302! 302! my friends. What you ask, does that mean? Wel1 that means I'm KTFU! I've got a bun in the oven. God (and our RE) gave us the very best Christmas present we could ask for. I wish I had the self control to not tell people, especially because I'm under no illusion this means 9 months from now I'll have a baby. I know we have a lot of hurtles to get over, but for this minute I'm living in the moment and pure joy of saying "I'm pregnant!"
We went into the deep dark layer of hell we never go to.....the baby section. Except for now it is heaven. We just couldn't help ourselves. We were saying we are going to pick stuff like this and definitely not stuff like that. It was so friggin fun! DH said when he was at the mall he stopped and watch a pregnant lady on the carousel. At first I was like eew creeper, but he said he couldn't tell me what she even looked like. He was just fixated on the belly and daydreaming of things to come. How cute! I broke down and bought a belly band. I'm not going to lie, old body image issues die hard and I'm embarrassed of my growing belly. Mostly because I feel I shouldn't be showing anything. I know most of it is bloat. The only way I can describe it is I know it's belly fat and bloat but I just don't have the energy or ability to suck it in quite like I used to. I feel like I've done one to many ab workouts. I have been feeling a lot of pulling and stretching of which I'm told is ligament pain.
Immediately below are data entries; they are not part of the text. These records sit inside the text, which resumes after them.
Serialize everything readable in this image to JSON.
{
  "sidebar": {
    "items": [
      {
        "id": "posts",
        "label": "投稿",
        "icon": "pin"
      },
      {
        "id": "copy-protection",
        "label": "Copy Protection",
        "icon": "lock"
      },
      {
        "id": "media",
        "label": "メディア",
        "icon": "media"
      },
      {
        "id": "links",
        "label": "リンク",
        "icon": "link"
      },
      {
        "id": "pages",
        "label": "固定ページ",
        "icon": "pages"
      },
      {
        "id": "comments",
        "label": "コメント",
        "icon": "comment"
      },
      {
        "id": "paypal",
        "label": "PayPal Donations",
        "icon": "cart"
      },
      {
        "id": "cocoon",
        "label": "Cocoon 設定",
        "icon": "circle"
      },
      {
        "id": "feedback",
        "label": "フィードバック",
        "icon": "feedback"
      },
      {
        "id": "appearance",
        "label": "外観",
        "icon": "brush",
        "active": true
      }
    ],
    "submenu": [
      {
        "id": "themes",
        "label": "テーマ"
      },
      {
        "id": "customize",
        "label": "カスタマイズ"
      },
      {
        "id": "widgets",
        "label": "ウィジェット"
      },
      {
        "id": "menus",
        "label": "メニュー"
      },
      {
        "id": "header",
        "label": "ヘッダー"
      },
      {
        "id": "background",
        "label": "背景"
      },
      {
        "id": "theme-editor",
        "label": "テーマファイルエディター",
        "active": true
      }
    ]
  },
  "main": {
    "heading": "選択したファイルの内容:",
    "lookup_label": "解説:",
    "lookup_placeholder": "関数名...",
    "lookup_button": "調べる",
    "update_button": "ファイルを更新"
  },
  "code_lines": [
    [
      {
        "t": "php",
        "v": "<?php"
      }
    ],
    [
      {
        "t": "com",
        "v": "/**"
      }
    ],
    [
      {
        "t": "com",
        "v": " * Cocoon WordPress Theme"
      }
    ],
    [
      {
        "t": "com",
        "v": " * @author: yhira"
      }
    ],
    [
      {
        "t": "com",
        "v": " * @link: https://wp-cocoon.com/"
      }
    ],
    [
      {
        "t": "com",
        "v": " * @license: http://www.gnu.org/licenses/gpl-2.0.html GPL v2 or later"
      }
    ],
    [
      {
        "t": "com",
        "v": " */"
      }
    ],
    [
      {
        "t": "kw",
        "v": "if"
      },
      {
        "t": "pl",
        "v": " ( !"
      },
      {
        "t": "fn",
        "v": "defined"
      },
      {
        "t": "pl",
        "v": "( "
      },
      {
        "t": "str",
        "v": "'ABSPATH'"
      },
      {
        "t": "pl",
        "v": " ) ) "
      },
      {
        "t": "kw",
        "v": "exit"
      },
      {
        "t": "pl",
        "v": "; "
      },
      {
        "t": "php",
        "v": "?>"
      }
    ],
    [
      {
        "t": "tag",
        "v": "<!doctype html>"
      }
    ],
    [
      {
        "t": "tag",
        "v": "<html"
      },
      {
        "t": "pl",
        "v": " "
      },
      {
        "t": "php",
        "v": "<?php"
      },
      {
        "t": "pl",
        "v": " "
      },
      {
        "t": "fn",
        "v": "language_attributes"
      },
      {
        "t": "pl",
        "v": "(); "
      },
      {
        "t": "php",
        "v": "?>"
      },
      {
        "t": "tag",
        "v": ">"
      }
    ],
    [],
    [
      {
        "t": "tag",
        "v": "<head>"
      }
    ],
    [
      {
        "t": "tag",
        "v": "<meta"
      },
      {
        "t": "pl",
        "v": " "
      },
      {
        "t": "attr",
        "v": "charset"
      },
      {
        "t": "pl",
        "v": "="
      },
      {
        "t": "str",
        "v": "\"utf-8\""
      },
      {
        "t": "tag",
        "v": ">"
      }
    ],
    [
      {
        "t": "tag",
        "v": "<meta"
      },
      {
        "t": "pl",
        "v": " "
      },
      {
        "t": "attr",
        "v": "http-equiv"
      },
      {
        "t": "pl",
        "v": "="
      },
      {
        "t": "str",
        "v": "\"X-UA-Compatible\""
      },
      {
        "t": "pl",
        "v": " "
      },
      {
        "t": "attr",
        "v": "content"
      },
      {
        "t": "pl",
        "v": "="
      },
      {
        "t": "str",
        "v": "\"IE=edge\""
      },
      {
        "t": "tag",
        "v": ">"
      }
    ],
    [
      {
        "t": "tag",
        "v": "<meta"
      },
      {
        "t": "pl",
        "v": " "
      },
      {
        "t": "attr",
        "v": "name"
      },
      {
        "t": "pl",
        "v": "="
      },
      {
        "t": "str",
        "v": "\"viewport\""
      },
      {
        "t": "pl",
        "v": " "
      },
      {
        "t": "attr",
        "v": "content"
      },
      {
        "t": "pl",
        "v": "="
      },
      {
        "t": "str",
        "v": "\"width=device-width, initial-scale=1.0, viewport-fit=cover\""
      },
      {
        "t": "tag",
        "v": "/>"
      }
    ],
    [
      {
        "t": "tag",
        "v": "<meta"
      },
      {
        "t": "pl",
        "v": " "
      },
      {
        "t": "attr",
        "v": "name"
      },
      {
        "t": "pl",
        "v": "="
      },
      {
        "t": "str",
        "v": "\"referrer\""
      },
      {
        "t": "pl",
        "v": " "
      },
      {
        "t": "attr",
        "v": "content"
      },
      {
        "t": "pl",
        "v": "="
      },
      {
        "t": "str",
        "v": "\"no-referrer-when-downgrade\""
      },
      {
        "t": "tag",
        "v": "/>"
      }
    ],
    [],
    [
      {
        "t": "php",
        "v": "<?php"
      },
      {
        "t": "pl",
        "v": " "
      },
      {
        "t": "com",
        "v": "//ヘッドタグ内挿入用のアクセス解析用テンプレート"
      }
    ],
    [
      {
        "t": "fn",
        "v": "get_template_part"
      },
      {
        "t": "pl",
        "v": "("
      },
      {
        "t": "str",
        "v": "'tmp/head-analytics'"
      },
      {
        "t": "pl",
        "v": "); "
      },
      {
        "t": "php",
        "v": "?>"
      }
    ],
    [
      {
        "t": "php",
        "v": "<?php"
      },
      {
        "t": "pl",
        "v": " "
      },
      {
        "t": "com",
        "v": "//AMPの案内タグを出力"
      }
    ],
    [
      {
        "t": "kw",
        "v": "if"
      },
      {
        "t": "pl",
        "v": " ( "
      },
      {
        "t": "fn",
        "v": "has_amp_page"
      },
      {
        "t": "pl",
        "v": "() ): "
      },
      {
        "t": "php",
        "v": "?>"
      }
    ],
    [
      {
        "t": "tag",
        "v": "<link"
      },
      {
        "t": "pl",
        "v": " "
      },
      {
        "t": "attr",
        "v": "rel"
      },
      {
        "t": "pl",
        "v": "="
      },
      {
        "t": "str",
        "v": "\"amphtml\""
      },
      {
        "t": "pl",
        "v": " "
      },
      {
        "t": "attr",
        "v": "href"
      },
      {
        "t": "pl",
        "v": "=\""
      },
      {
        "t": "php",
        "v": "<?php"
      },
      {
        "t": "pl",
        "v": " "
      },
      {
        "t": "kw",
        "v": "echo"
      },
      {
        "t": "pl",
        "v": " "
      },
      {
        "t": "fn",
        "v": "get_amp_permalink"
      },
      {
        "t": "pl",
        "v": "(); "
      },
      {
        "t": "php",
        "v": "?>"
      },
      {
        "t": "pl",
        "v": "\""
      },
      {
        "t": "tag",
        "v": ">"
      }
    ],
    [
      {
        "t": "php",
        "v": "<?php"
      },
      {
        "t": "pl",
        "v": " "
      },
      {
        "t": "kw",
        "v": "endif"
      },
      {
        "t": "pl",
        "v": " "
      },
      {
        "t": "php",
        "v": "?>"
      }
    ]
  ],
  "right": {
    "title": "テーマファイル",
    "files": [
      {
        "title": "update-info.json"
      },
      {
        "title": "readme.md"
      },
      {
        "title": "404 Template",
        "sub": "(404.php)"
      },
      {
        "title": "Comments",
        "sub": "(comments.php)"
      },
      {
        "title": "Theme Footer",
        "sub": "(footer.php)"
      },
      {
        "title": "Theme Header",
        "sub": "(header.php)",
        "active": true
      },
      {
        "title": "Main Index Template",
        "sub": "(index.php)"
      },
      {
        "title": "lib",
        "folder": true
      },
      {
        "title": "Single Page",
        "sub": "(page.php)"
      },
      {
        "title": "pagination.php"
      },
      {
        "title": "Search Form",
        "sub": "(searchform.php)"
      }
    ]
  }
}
We told my SIL and MIL today. We will tell my parents on Xmas. IL live in Maine so we didn't want them to find out through the grape vine. Plus his family could really use some good news. We lost his dad this year to cancer and it has been a craptastic year since then for them. They needed this. We told my MIL we mailed her xmas presents up but there was one we couldn't give her until August. She said oh that's fine (totally didn't click) My husband says mother..... then it clicks. We laughed, we cried. She thanked us! She really needs something to look forward to.
I'll be telling my parents via a picture frame that says grandchild and pictures of the pee sticks. I'm sooo excited to see my mom's reaction.
I'm scared to death we are jumping the gun by telling people. I'm a planner though so my back up plan is to designate one person in each family and my boss at work to send out a email to let the masses know something bad happened and we don't ever want to talk about it. I know that probably sounds depressing but I have to be prepared for the worse and hope for the best.
4 Weeks
Symptoms: fatigue, ligament pain, fatigue, random nausea, did I mention fatigue
Best moment this week: Getting that number. I was hoping for something in the 100s so 302 was amazing!
Food cravings: Pizza. I've literally ate it every damn day for a week.
What I miss: There really isn't much. OK that's not true, I miss having days off from when I was stimulating. 12 hour shifts are really hard!
What I am looking forward to: Telling my parents! It was great to tell my MIL and SIL but I can't wait to tell my mama. Is it weird I hope she cries lol
Next Appointment: Next tuesday for beta 2
Milestones: Well I think we have hit one major milestone in becoming pregnant. I honestly never thought it would work. I don't think our RE did either. When our nurse told her she couldn't figure out who she was talking about. I know she knows who we are, I just think she didn't think it was possible. God works miracles!
Can we say bloat!!! But I'm not complaining. Bloat makes baby :)
Congratulations! Don't feel bad about the belly band. I too bought one the day of my BFP and I had a very similar comparison to the maternity/baby department. I believe I compared it to the Land of Mordor. :P Congrats again and enjoy this very special time!